Após terminar de falar com Snowden, Greenwald contou a Época como foi procurado com insistência por ele para ter acesso a um dos maiores furos jornalísticos dos últimos anos. "Você sabe, nós, jornalistas, somos a toda hora procurados por muitos malucos que dizem ter informações explosivas", disse. "E também por gente que sempre acredita que seus dados são os mais importantes do mundo, quando não são. Já perdi muito tempo com isso." Advogado de Direito Constitucional, Greenwald escreve no Guardian sobre "questões vitais de direitos civis, liberdade de informação e justiça – e seus inimigos". É autor de três livros na lista dos mais vendidos do New York Times. Snowden o procurou por sua coluna num jornal britânico em dezembro de 2012. Seu e-mail vinha sem nome e pedia que baixasse um programa de criptografia para receber documentos secretos de inteligência do governo dos EUA. Mesmo depois de mandar um vídeo, Snowden foi ignorado e ficou frustrado. "Quase perdi o maior furo de minha vida", diz Greenwald.

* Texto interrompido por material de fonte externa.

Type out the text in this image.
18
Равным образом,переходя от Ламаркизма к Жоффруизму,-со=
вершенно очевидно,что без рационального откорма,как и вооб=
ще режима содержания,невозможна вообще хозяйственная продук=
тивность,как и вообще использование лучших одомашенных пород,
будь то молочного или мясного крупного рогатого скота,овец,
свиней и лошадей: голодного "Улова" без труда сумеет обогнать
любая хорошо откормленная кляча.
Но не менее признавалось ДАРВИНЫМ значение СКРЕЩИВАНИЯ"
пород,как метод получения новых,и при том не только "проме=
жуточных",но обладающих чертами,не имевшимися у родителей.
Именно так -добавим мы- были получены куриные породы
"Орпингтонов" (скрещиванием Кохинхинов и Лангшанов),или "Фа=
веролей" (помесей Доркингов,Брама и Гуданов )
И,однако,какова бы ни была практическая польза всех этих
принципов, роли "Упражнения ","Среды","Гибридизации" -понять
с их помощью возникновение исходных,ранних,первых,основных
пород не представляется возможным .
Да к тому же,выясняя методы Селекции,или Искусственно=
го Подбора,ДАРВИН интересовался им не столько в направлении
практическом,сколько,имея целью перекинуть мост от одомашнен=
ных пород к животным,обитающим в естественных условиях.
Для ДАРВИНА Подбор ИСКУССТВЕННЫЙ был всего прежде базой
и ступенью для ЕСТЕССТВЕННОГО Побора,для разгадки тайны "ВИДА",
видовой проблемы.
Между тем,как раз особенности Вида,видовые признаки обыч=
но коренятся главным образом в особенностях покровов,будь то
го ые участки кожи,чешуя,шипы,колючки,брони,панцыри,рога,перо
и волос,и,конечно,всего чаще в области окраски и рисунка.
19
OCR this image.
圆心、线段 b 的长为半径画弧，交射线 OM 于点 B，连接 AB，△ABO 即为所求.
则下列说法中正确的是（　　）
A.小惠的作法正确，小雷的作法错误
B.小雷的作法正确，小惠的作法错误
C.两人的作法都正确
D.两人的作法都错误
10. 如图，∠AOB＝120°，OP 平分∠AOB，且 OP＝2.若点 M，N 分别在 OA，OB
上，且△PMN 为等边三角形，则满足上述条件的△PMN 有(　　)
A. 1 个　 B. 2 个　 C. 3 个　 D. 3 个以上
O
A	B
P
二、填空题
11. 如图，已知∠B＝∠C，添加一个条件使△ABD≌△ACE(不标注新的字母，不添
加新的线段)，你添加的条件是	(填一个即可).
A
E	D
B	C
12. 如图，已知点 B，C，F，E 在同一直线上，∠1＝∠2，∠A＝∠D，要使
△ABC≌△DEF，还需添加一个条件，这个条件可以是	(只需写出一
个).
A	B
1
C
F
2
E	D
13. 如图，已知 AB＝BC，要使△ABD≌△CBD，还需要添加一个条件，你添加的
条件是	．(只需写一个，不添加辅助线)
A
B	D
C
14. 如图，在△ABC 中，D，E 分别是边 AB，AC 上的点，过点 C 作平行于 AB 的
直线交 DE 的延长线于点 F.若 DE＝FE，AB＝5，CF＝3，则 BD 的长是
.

Para sua sorte, Snowden procurou uma amiga dele, que fazia um filme sobre a NSA, e reforçou o pedido. Recebeu de Snowden 25 documentos secretos, já em junho.
 
"Quando vi, não conseguia respirar!". Teve de ir a Hong Kong receber os demais documentos. Durante 11 dias, passou mais de seis horas por dia com Snowden. "Ele é muito calmo, tranquilo. Sabe os riscos do que está fazendo."
 
Greenwald vive uma nova realidade após as revelações. Passou a ter uma agenda cheia de entrevistas para veículos do mundo todo e artigos a escrever. Ele se deu conta, de modo surpreendente, de que o medo de ser vigiado pode ser mais do que paranoia. O laptop de seu companheiro, com alguns documentos secretos, desapareceu e nunca mais foi encontrado. "Não estou totalmente confortável Passei a ter mais cuidado."